Substantial vs. Partial Indemnity Basis
[7] The Applicant seeks costs on a substantial indemnity basis for the following reasons:
- The Applicant acted reasonably throughout;
- The Respondent did not act reasonably on a number of fronts; and
- The Applicant made two offers to the Respondent. Although they did not qualify as offers under the Family Law Rules, r. 18(14), they were nevertheless reasonable and can be considered under r. 18(16).
[8] The Respondent has not acted reasonably in the conduct of this litigation to date, as I described in my Endorsement dated April 26, 2019 (Clark v. Fuelling, 2019 ONSC 2621, at paras. 6-8 and 12-14). Of real concern is that the Respondent has not complied with earlier court orders regarding disclosure made by Master Fortier.
[9] The Respondent changed her mind during the course of the litigation, initially agreeing to the sale of the Russell Street property and then changing her mind just before the case conference.
[10] The Respondent delayed in serving her responding materials on the motion. She served her affidavit on the last possible day for filing. On the eve of the motion, she then claimed that the affidavit that she had served and filed was not the correct affidavit and she sought permission to file a new affidavit. This last minute glitch added to the Applicant’s legal costs.
[11] The Respondent served an offer to settle – but only on the eve of the motion. By that time, the Applicant had already served two offers that were reasonable attempts at settlement – both of which the Respondent had rejected. The Respondent’s offer was not reasonable in that it did not stipulate who would pay the carrying costs of the Russell Street property until its sale. It was reasonable for the Applicant to assume that the Respondent intended him to continue paying such costs. At the same time, the Respondent’s offer required the Applicant to pay the Respondent interim spousal support. The Applicant could have been left in the position of having to pay all of the carrying costs of the property AND pay ongoing spousal support to the Respondent if he had accepted the offer.
[12] Despite the Respondent’s unreasonable behaviour, I am not convinced that substantial indemnity costs are warranted at this time.
Factors to Consider in Setting Costs Amounts
[13] Under the Family Law Rules, r. 24(12), there are a number of factors the court should consider in setting costs.
[14] I have already reviewed each party’s behaviour.
[15] Counsel for the Respondent did not comment on the time spent on this matter by the Applicant’s counsel. Nor did the Respondent’s counsel submit his own bill of costs for comparison purposes. Although 19 hours seems high for an interim family motion with minimal relief being sought, I have already highlighted some of the reasons why this motion may have taken longer than usual. The unreasonable behaviour on the part of the Respondent increased the Applicant’s legal costs.
[16] I have already reviewed the offers to settle made in this matter.
[17] The Applicant’s counsel, with 33 years’ experience, charges at $395 per hour – that is not unreasonable.

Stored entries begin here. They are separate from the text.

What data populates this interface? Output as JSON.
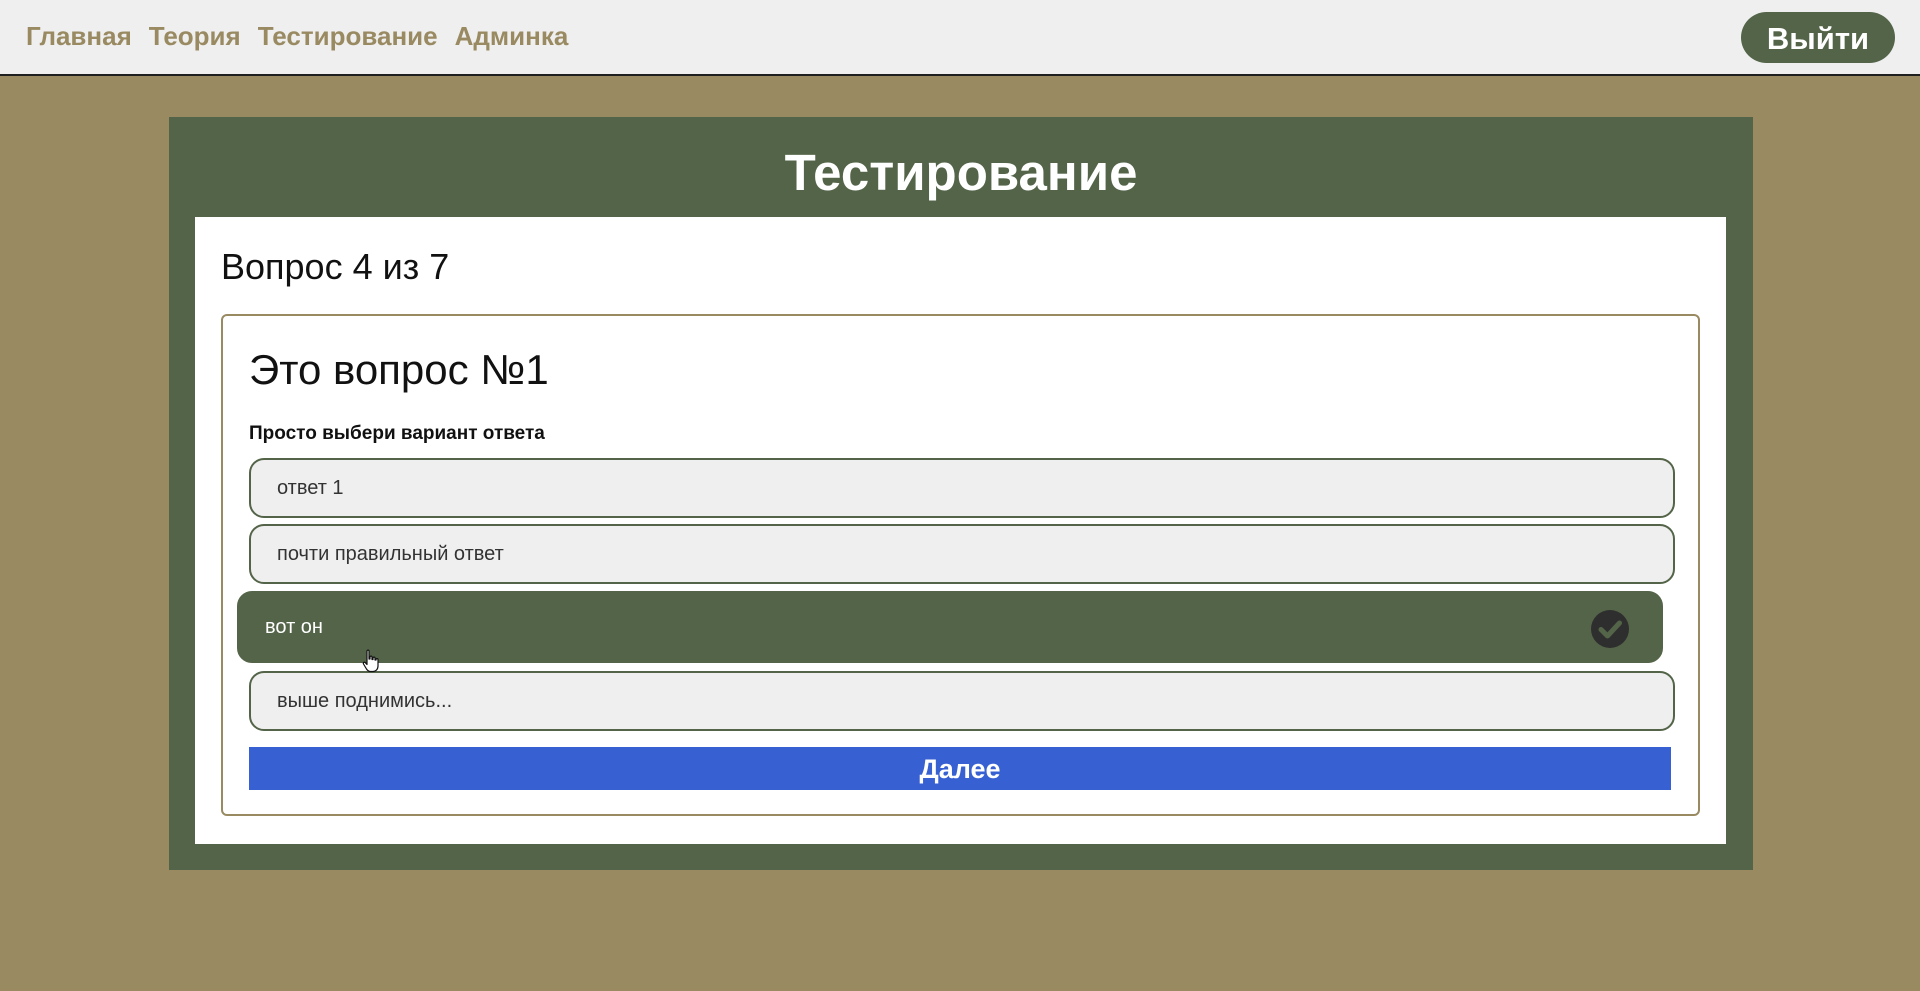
{
  "nav": {
    "items": [
      "Главная",
      "Теория",
      "Тестирование",
      "Админка"
    ],
    "logout_label": "Выйти"
  },
  "panel": {
    "title": "Тестирование",
    "counter": "Вопрос 4 из 7"
  },
  "question": {
    "title": "Это вопрос №1",
    "hint": "Просто выбери вариант ответа",
    "options": [
      {
        "label": "ответ 1",
        "selected": false
      },
      {
        "label": "почти правильный ответ",
        "selected": false
      },
      {
        "label": "вот он",
        "selected": true
      },
      {
        "label": "выше поднимись...",
        "selected": false
      }
    ],
    "next_label": "Далее"
  },
  "colors": {
    "page_bg": "#998a62",
    "panel_bg": "#536448",
    "nav_text": "#998a62",
    "button_blue": "#3760d2",
    "option_bg": "#efefef"
  },
  "icons": {
    "selected_option": "check-circle-icon",
    "pointer": "hand-cursor-icon"
  }
}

She did the bulk of work on the file. Again, the Respondent’s counsel offered no comment in regard to the rates charged.
[18] The disbursements charged were all within normal expectations.

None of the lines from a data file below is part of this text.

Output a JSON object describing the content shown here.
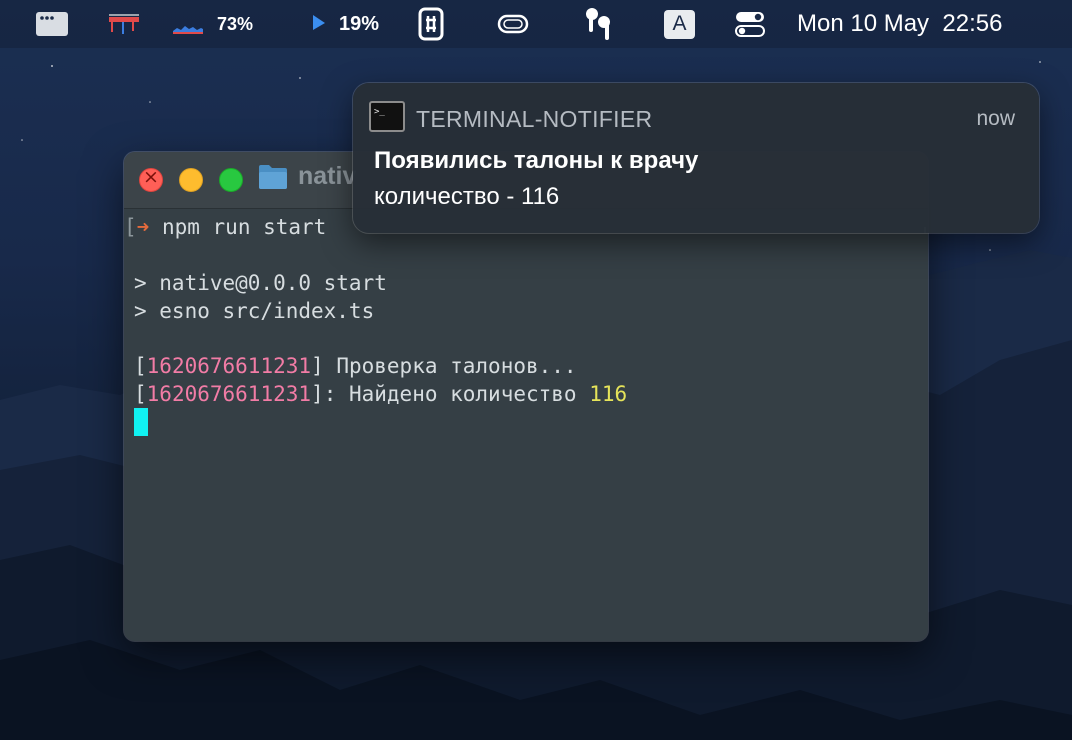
{
  "menubar": {
    "battery_percent": "73%",
    "cpu_percent": "19%",
    "input_source": "A",
    "clock": "Mon 10 May  22:56"
  },
  "terminal": {
    "title": "nativ",
    "lines": {
      "prompt_command": "npm run start",
      "script_line": "> native@0.0.0 start",
      "exec_line": "> esno src/index.ts",
      "log1_timestamp": "1620676611231",
      "log1_text": " Проверка талонов...",
      "log2_timestamp": "1620676611231",
      "log2_text": ": Найдено количество ",
      "log2_count": "116"
    }
  },
  "notification": {
    "app_name": "TERMINAL-NOTIFIER",
    "time": "now",
    "title": "Появились талоны к врачу",
    "message": "количество - 116"
  },
  "colors": {
    "timestamp": "#f27ca6",
    "count": "#e6e45a",
    "cursor": "#10f2f2",
    "close": "#ff5f57",
    "minimize": "#febc2e",
    "zoom": "#28c840"
  },
  "icons": {
    "menubar": [
      "window-switcher-icon",
      "network-activity-icon",
      "battery-graph-icon",
      "cpu-arrow-icon",
      "power-plug-icon",
      "display-toggle-icon",
      "airpods-icon",
      "input-source-icon",
      "control-center-icon"
    ],
    "terminal": [
      "folder-icon"
    ],
    "notification": [
      "terminal-app-icon"
    ]
  }
}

[19] The Respondent urges that I take into account her impecuniosity when deciding what, if any, costs award to make. She argues that, since she is a student and has no income at the present time, she should not be ordered to pay any costs to the Applicant. That is not the way it works. She decided to engage in the litigation, rather than seek an amicable resolution to the outstanding issues between herself and the Applicant. Not only did she put up road blocks to the sale of the Russell Street property, but also, she initiated the cross-motion seeking interim spousal support in circumstances where such a claim is marginal at best. As well, in entering the fray, she did not take care to provide full, up-to-date, financial disclosure as family law litigants are required to do and, in fact, she ignored court orders to make such disclosure. There is no reason why she should get a free ticket in these circumstances.
Disposition
[20] The Respondent shall pay the Applicant his costs fixed in the amount of $6,000, inclusive of HST and disbursements.